11.1. Severability. In the event that any provision of this Agreement is deemed by a court of competent jurisdiction to be illegal, invalid, or unenforceable, the court will modify or reform this Agreement to give as much effect as possible to that provision. Any provision that can't be modified or reformed in this way will be deemed deleted, and the remaining provisions of this Agreement will continue in full force and effect.
11.2. Notices.

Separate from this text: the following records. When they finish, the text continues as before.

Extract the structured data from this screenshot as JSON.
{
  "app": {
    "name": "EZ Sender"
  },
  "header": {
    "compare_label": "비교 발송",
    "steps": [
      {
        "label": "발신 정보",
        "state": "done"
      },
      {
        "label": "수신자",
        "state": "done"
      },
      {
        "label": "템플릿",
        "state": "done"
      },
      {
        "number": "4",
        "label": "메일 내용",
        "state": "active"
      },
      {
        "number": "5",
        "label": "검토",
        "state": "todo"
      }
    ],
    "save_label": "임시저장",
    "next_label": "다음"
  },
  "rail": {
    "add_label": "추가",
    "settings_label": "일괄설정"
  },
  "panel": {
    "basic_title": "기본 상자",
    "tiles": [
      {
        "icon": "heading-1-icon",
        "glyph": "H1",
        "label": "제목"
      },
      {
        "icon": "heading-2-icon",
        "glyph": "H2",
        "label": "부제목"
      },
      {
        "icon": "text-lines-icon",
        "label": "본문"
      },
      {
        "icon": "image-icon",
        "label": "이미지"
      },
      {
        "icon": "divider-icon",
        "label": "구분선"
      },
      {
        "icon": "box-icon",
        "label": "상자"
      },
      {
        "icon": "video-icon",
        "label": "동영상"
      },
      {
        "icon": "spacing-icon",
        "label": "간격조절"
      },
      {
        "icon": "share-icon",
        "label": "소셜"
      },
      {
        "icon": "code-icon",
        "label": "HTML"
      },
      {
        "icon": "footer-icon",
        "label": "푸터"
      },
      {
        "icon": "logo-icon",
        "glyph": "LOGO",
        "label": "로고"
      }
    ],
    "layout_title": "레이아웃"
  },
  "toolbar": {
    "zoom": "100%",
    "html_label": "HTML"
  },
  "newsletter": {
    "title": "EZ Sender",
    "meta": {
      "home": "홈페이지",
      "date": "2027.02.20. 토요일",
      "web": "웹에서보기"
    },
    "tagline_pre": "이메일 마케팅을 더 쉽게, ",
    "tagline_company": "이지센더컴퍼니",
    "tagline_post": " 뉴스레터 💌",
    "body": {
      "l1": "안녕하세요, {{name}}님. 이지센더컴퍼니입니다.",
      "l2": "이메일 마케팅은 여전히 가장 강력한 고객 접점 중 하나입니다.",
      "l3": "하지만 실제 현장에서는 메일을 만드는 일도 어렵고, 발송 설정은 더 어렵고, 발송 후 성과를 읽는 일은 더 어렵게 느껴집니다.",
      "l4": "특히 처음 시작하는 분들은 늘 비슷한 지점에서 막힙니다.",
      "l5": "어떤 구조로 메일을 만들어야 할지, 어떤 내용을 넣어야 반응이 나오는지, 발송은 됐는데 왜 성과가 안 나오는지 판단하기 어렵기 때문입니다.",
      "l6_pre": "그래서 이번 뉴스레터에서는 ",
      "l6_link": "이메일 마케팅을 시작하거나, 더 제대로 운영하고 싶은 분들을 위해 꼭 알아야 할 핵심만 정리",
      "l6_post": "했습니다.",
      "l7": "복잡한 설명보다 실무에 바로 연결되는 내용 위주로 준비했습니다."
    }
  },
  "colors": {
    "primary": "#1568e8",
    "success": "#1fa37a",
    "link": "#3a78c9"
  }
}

Any notice, request, demand or other communication required or permitted under this Agreement should be in writing (e-mail counts), should reference this Agreement, and will be deemed to be properly given: (i) upon receipt, if delivered personally; (ii) upon confirmation of receipt by the intended recipient, if by e-mail; (iii) five (5) business days after it is sent by registered or certified mail, with written confirmation of receipt; or (iv) three (3) business days after deposit with an internationally recognized express courier, with written confirmation of receipt.
11.3.This Agreement is the only agreement between us, and the terms of any purchase order, written terms or conditions, or other document that you submit to us that contain terms that are different from, in conflict with, or in addition to the terms of this Agreement are hereby rejected by General LIMS, and will be void and of no effect.